Nobody ever looks happy when they’re riding subway trains,
but I try to appear that way, smiling towards every cute girl
stepping on warily after waiting on factory line platforms.
I fall in love with most of them immediately, especially those
who smile back and keep smiling, even in clouded confusion.
Maybe it’s odd then to be foreign and friendly on subway trains,
and that’s why we all sit in shunned silence, as if on our way
to our own fast-tracked funerals at one-hundred miles an hour,
our bullet-shaped hearse cuts contoured coffin holes through Chicago,
through nestled neighbourhoods painted in different shades.
But the subway trains are always grey, will always be grey.
I come to like waking fully on coffee-substitute subway trains,
watching morning life pass in a blur through stained windowpanes,
seeing the ramshackle houses on north-side still standing somehow.
Shaking each time we pass them by, their winding wooden stairs
wobbling like arthritic limbs as the L-strain splinters aged railing.

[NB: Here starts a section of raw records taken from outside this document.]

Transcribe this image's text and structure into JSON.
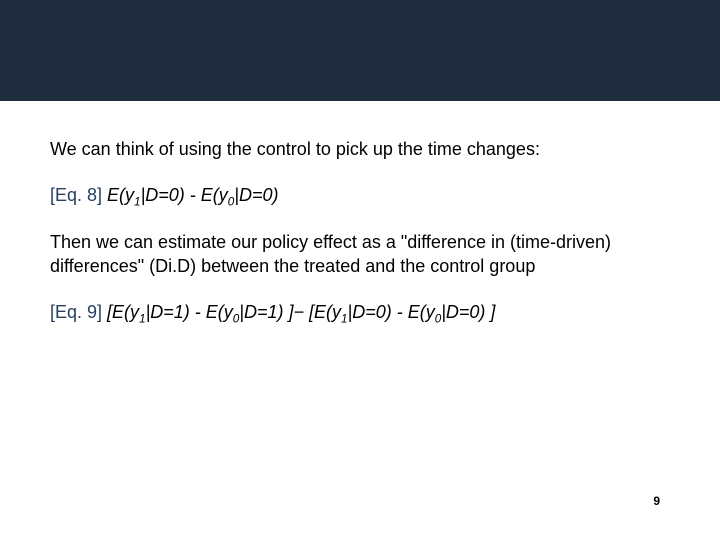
{
  "p1": "We can think of using the control to pick up the time changes:",
  "eq8_label": "[Eq. 8]",
  "eq8_a": "E(y",
  "eq8_b": "|D=0) - E(y",
  "eq8_c": "|D=0)",
  "sub1": "1",
  "sub0": "0",
  "p2": "Then we can estimate our policy effect as a \"difference in (time-driven) differences\" (Di.D) between the treated and the control group",
  "eq9_label": "[Eq. 9]",
  "eq9_a": "[E(y",
  "eq9_b": "|D=1) - E(y",
  "eq9_c": "|D=1) ]− [E(y",
  "eq9_d": "|D=0) - E(y",
  "eq9_e": "|D=0) ]",
  "page": "9"
}
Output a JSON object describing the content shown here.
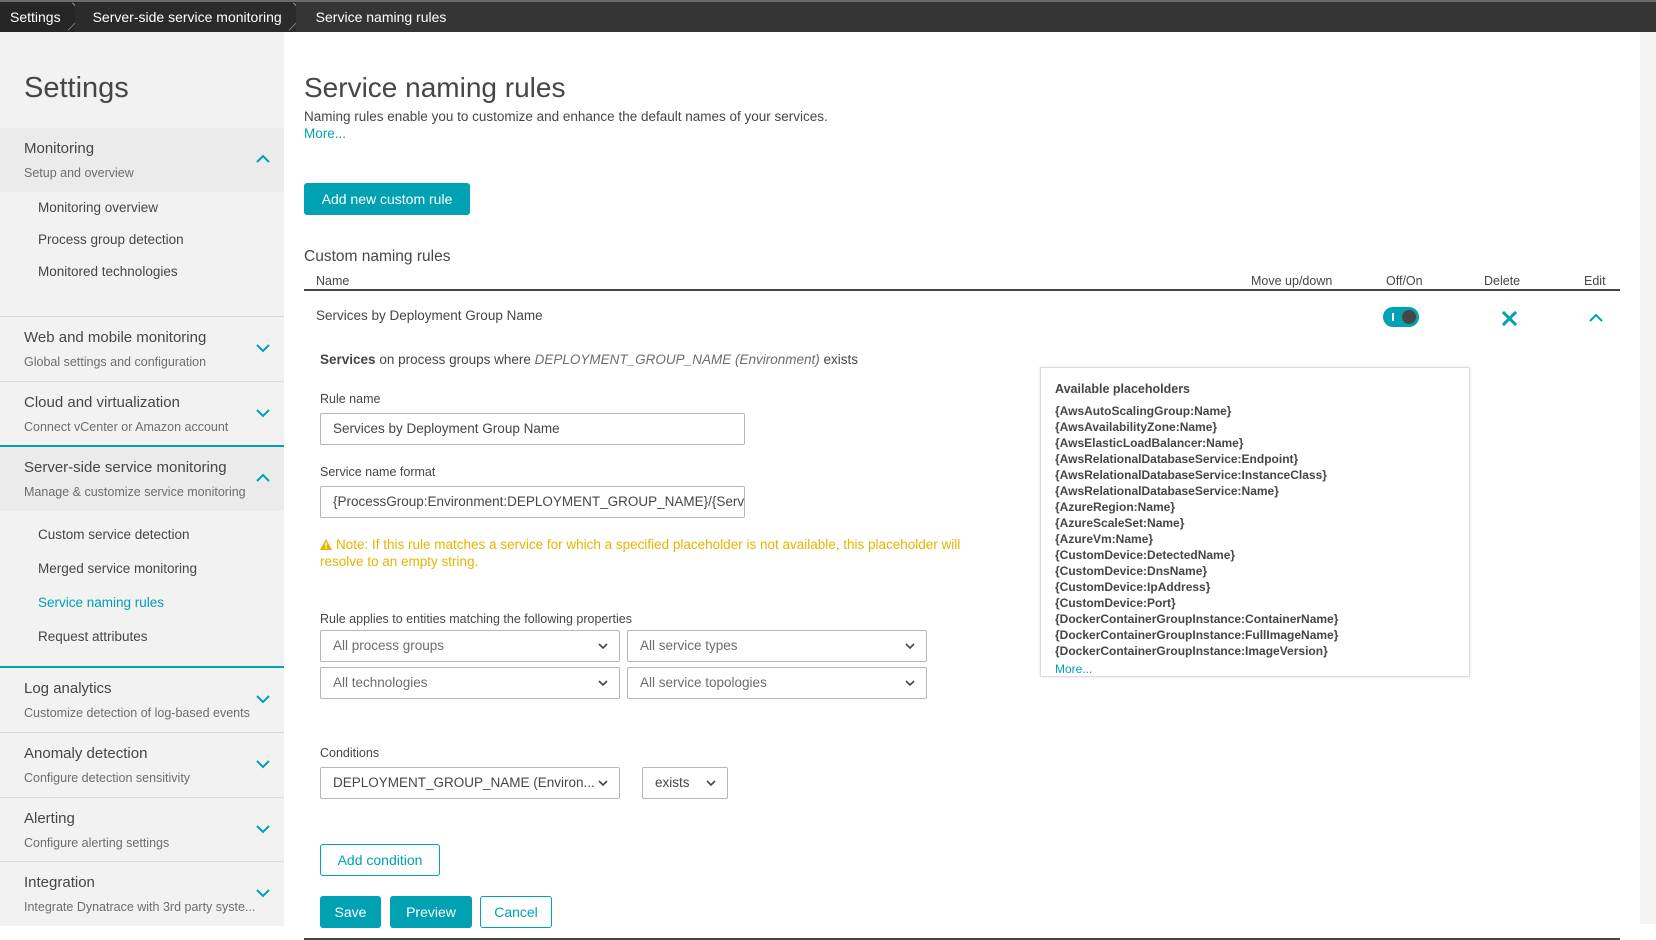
{
  "breadcrumb": [
    "Settings",
    "Server-side service monitoring",
    "Service naming rules"
  ],
  "sidebar": {
    "title": "Settings",
    "sections": [
      {
        "title": "Monitoring",
        "subtitle": "Setup and overview",
        "expanded": true,
        "items": [
          "Monitoring overview",
          "Process group detection",
          "Monitored technologies"
        ]
      },
      {
        "title": "Web and mobile monitoring",
        "subtitle": "Global settings and configuration",
        "expanded": false
      },
      {
        "title": "Cloud and virtualization",
        "subtitle": "Connect vCenter or Amazon account",
        "expanded": false
      },
      {
        "title": "Server-side service monitoring",
        "subtitle": "Manage & customize service monitoring",
        "expanded": true,
        "items": [
          "Custom service detection",
          "Merged service monitoring",
          "Service naming rules",
          "Request attributes"
        ],
        "active_item": "Service naming rules"
      },
      {
        "title": "Log analytics",
        "subtitle": "Customize detection of log-based events",
        "expanded": false
      },
      {
        "title": "Anomaly detection",
        "subtitle": "Configure detection sensitivity",
        "expanded": false
      },
      {
        "title": "Alerting",
        "subtitle": "Configure alerting settings",
        "expanded": false
      },
      {
        "title": "Integration",
        "subtitle": "Integrate Dynatrace with 3rd party syste...",
        "expanded": false
      }
    ]
  },
  "page": {
    "title": "Service naming rules",
    "description": "Naming rules enable you to customize and enhance the default names of your services.",
    "more_link": "More...",
    "add_rule_button": "Add new custom rule",
    "section_title": "Custom naming rules",
    "table_headers": {
      "name": "Name",
      "move": "Move up/down",
      "onoff": "Off/On",
      "delete": "Delete",
      "edit": "Edit"
    },
    "rule": {
      "name": "Services by Deployment Group Name",
      "enabled": true,
      "desc_bold": "Services",
      "desc_mid": " on process groups where ",
      "desc_italic": "DEPLOYMENT_GROUP_NAME (Environment)",
      "desc_end": " exists",
      "rule_name_label": "Rule name",
      "rule_name_value": "Services by Deployment Group Name",
      "format_label": "Service name format",
      "format_value": "{ProcessGroup:Environment:DEPLOYMENT_GROUP_NAME}/{Serv",
      "note_icon": "warning-icon",
      "note": "Note: If this rule matches a service for which a specified placeholder is not available, this placeholder will resolve to an empty string.",
      "applies_label": "Rule applies to entities matching the following properties",
      "filters": {
        "process_groups": "All process groups",
        "service_types": "All service types",
        "technologies": "All technologies",
        "service_topologies": "All service topologies"
      },
      "conditions_label": "Conditions",
      "condition_property": "DEPLOYMENT_GROUP_NAME (Environ...",
      "condition_operator": "exists",
      "add_condition_button": "Add condition",
      "save_button": "Save",
      "preview_button": "Preview",
      "cancel_button": "Cancel"
    },
    "placeholders": {
      "title": "Available placeholders",
      "items": [
        "{AwsAutoScalingGroup:Name}",
        "{AwsAvailabilityZone:Name}",
        "{AwsElasticLoadBalancer:Name}",
        "{AwsRelationalDatabaseService:Endpoint}",
        "{AwsRelationalDatabaseService:InstanceClass}",
        "{AwsRelationalDatabaseService:Name}",
        "{AzureRegion:Name}",
        "{AzureScaleSet:Name}",
        "{AzureVm:Name}",
        "{CustomDevice:DetectedName}",
        "{CustomDevice:DnsName}",
        "{CustomDevice:IpAddress}",
        "{CustomDevice:Port}",
        "{DockerContainerGroupInstance:ContainerName}",
        "{DockerContainerGroupInstance:FullImageName}",
        "{DockerContainerGroupInstance:ImageVersion}"
      ],
      "more": "More..."
    }
  },
  "colors": {
    "accent": "#00a1b2",
    "warning": "#e6b400",
    "text": "#454646",
    "topbar": "#353535"
  }
}
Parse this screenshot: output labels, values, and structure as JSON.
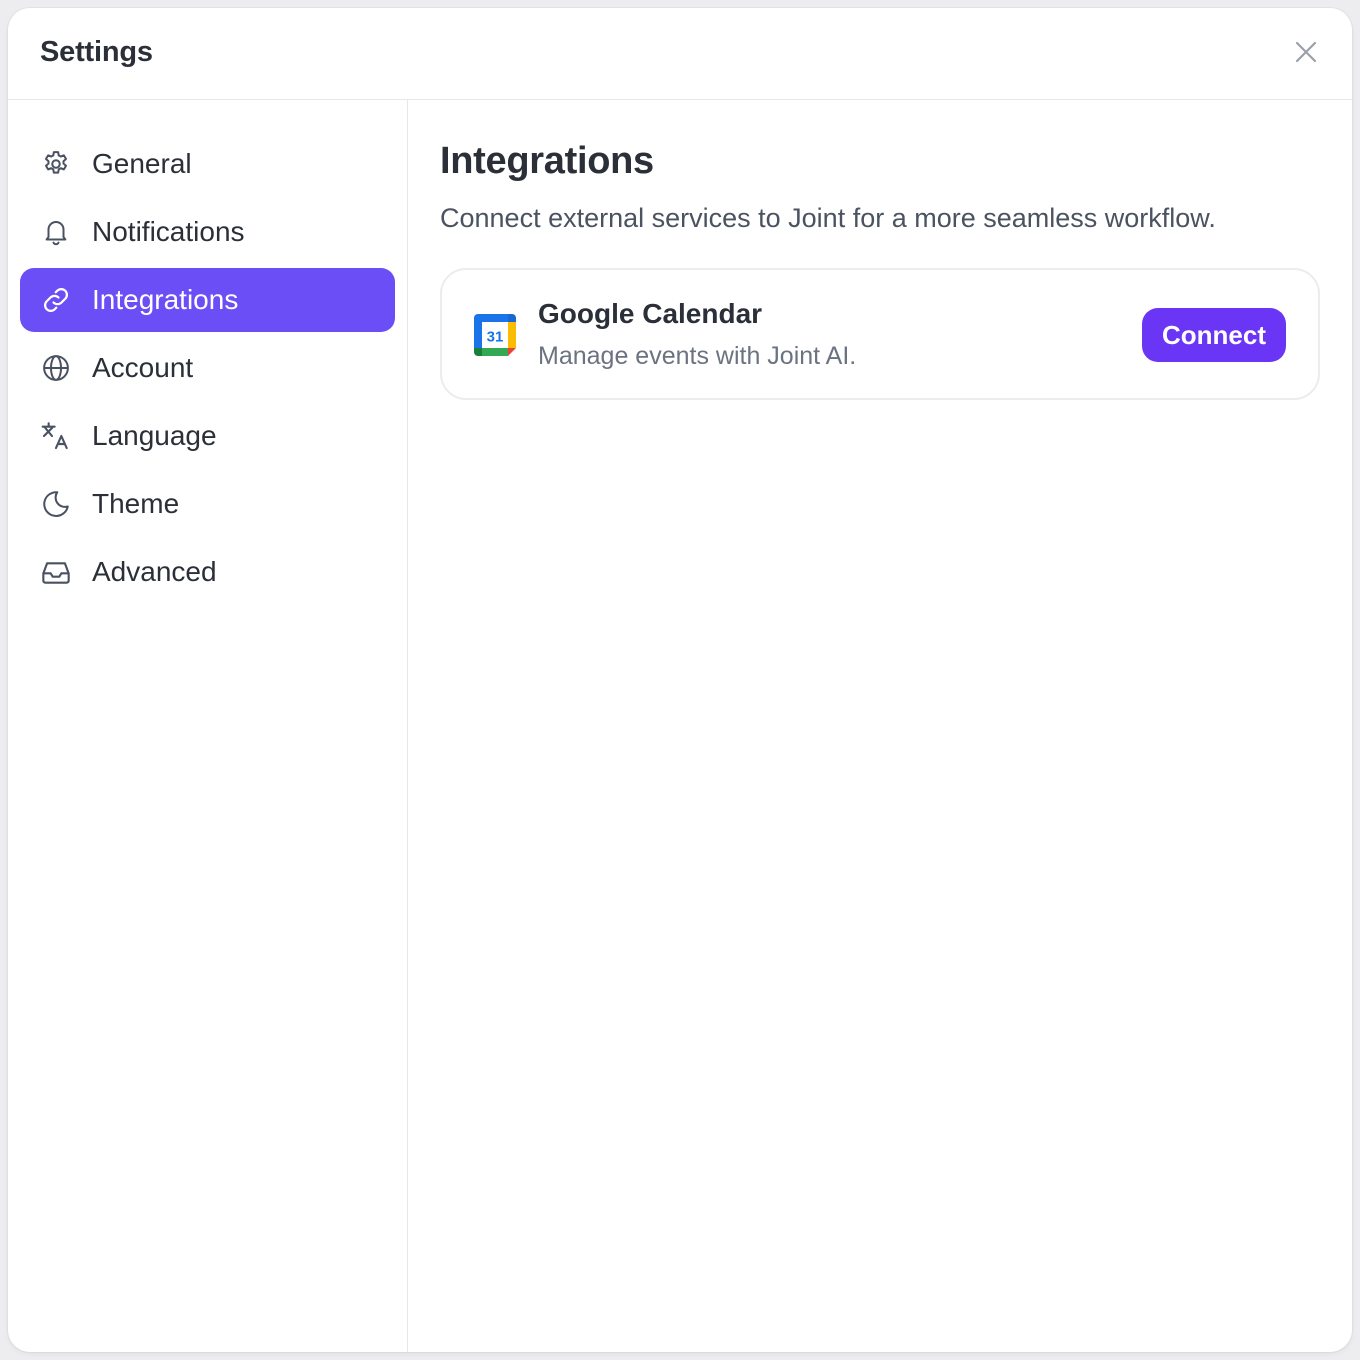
{
  "header": {
    "title": "Settings"
  },
  "sidebar": {
    "items": [
      {
        "label": "General",
        "icon": "gear-icon"
      },
      {
        "label": "Notifications",
        "icon": "bell-icon"
      },
      {
        "label": "Integrations",
        "icon": "link-icon",
        "active": true
      },
      {
        "label": "Account",
        "icon": "globe-icon"
      },
      {
        "label": "Language",
        "icon": "translate-icon"
      },
      {
        "label": "Theme",
        "icon": "moon-icon"
      },
      {
        "label": "Advanced",
        "icon": "inbox-icon"
      }
    ]
  },
  "main": {
    "title": "Integrations",
    "description": "Connect external services to Joint for a more seamless workflow.",
    "integrations": [
      {
        "name": "Google Calendar",
        "description": "Manage events with Joint AI.",
        "button_label": "Connect",
        "logo": "google-calendar-icon",
        "logo_text": "31"
      }
    ]
  },
  "colors": {
    "accent": "#6b4ef5",
    "button": "#6b35f5",
    "text": "#2a2f38",
    "muted": "#6b7280"
  }
}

I read books and I listen to music when riding on subway trains
to soundtrack and compliment rainbow shimmers on the pale knees
illuminated on the woman across for me, though she’s unaware
of my eyes, of the sun-glow on her thighs, a victim of subway seclusion
which numbs the minds of all those onboard and headed north
Wrapped up in [A->B] life on the Red Line.
I see the same people across three days on the same subway train
who are all oblivious to their fellow commuters, carried towards
their jobs, their homes, their local grocery store once more.
They share the rocky ride inside private bubbles, and I think:
“What if we talked? What if the commuters communcicated?”
Maybe they’re deterred by the occasional drunk on the subway train,
who spews golden ale gibberish about Chipotle and Christ again.
“The end of days are near, eat tacos” – the subway doesn’t give a shit.
Once I see a homeless man piss through the doors onto the platform
And note: ‘At least he waited until we stopped.’ A strange thought.
The smell of piss still lingers regardless though.
I think that we’re all desensitised and diminished on subway trains;
we’re all going where we need to be and entering the void inbetween.
My neat notes soon fade to grim-nothing scribbles entering the suburbs,
and my stare becomes vacant when looking out at the passing world.
My carriage becomes my perpetual prison, punctuated by coughs.
Through the haze comes the croak of the announcer on the subway train
reading like a robot the names of places I’ve never been, nor will ever go.
A lament to missed opportunities sealed off by metal barricade doors.
After a while my watching eyes turn downcast towards the floor,
waiting for eventual arrival, eventual dismissal, escape and release.
Release from the confines of the cage of the subway train.